To consider 2011 a triumph where Wally De Backer’s career is concerned would be somewhat of an understatement. Though indie-experimental connoisseurs have long-celebrated his endeavours, the extent to which De Backer’s ascension into the public eye has unfolded nevertheless appears a bolt from the blue, emerging as one of the industry’s major success stories of the year. A dynamite collaboration with Kiwi songstress Kimbra set in motion an unprecedented fanfare and the sensationalism surrounding his latest LP, Making Mirrors, has been palpable ever since. Fortunately, the album meets every expectation in style, confirming that which any number one single suggests: Gotye is back and in a big way.

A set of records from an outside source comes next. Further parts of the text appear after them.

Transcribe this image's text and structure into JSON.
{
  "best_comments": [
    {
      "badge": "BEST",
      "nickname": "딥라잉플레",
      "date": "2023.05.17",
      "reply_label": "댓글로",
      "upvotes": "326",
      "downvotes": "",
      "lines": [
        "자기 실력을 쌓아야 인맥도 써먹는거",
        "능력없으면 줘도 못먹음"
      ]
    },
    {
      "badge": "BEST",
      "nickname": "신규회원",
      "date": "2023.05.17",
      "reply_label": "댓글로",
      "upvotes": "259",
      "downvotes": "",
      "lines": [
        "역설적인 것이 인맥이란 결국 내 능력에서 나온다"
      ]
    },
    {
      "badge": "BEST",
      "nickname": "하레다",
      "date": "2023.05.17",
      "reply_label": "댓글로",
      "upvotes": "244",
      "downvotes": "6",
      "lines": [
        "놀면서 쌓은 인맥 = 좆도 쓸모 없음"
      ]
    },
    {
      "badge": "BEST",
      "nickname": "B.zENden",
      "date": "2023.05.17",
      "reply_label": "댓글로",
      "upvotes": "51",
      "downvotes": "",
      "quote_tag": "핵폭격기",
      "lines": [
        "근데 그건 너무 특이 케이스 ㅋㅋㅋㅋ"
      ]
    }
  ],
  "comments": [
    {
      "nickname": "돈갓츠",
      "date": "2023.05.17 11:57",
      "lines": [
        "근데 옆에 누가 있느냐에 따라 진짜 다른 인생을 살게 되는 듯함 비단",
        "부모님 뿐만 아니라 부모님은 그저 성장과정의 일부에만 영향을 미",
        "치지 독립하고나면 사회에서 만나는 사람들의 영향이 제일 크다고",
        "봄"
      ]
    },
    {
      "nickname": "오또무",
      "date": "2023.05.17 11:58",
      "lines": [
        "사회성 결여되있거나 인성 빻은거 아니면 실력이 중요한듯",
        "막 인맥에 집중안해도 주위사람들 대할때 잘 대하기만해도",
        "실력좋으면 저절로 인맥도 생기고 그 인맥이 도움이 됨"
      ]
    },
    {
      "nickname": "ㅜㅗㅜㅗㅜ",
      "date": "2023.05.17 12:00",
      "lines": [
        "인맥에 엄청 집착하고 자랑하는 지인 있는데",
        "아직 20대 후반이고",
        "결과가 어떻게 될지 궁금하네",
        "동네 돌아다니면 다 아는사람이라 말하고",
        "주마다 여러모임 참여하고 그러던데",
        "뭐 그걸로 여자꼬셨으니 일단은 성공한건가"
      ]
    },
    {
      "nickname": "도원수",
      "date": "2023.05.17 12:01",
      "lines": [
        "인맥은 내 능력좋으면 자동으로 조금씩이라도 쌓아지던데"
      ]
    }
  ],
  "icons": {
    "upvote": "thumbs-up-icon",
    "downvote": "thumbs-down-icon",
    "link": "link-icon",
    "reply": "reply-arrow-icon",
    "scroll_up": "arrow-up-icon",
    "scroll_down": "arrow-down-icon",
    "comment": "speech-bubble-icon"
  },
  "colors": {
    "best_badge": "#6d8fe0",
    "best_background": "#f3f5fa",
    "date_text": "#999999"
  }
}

Easy Way Out gifts the record a bout of impassioned grit early, its dirty riff recalling the infamous signature of The Rolling Stones’ (I Can’t Get No) Satisfaction. The verses adopt a relaxed disposition, leaving the chorus to shine brilliantly with a slew of metallic tambourine slaps and De Backer’s silky smooth falsetto. It’s short, sweet and paves the way for the one of the nation’s most championed singles of the year.

Somebody That I Used To Know gently whispers a light, tango-inspired shuffle as De Backer’s calm, angst-ridden commentary details a bitter aftermath. When the chorus ignites, however, there’s no grace in his professed heartache, the singer-songwriter spiralling into an abrasive, accusatory, self-pitying persona. The song also offers Kimbra’s side of the story, her role in the song as the vital antithesis to De Backer’s embittered sentiments. She joins him for a second, more explosive chorus as the song reiterates its swiftly infectious melancholy. Overall, Somebody That I Used To Know presents an even-handed and wholly intriguing portrait of mutual heartache and leaves little doubt as to why it’s become so revered of late.

If Somebody depicts a sour inability to cope, then its follow-up in Eyes Wide Open illustrates a kind of acceptance, illustrating a brave foray into uncertainty. “So this is the end of the story,” cries De Backer, lost to resignation. It’s as if the listener is positioned at the tail-end of his anguish, left to wonder – as DeBacker does – what might come next. “We walk the plank with our eyes wide open,” he declares, backing vocals closely echoing the song’s powerful predecessor.

Happily, however, Making Mirrors neglects the exhausting disposition of being one huge, interconnected melodrama. The treats continue to surface though, the trippy Smoke and Mirrors providing a dreamy procession marked by an elaborate electronic haze. The track builds to a tribal thoroughfare, a dense storm of percussion ensuing. Follow-up I Feel Better turns every impression of Making Mirrors on its head as a motown-inspired gem, a rare jovial interlude shining amidst the darkness. In Your Light then recaptures a similar spirit, following a charming Jackson-5-like euphoria, before the voice-modulated State Of The Art again moves to shock in its experimentation, emerging a kooky delight. If you can imagine for a moment a hybrid of Imogen Heap, Gorillaz and Patrick Wolf, you may begin to grasp the magnitude of Making Mirrors.

Put simply, Making Mirrors is an intensely interesting body of work, De Backer running riot with his masterful brand of electronic wizardry. Ultimately, it’s remarkably difficult to pigeonhole Making Mirrors and, essentially, this very notion is all part of the record’s charm. Whether his music taps into a vein of pop or something especially quirky, Gotye, more often than not, strikes pure gold. Highly recommended.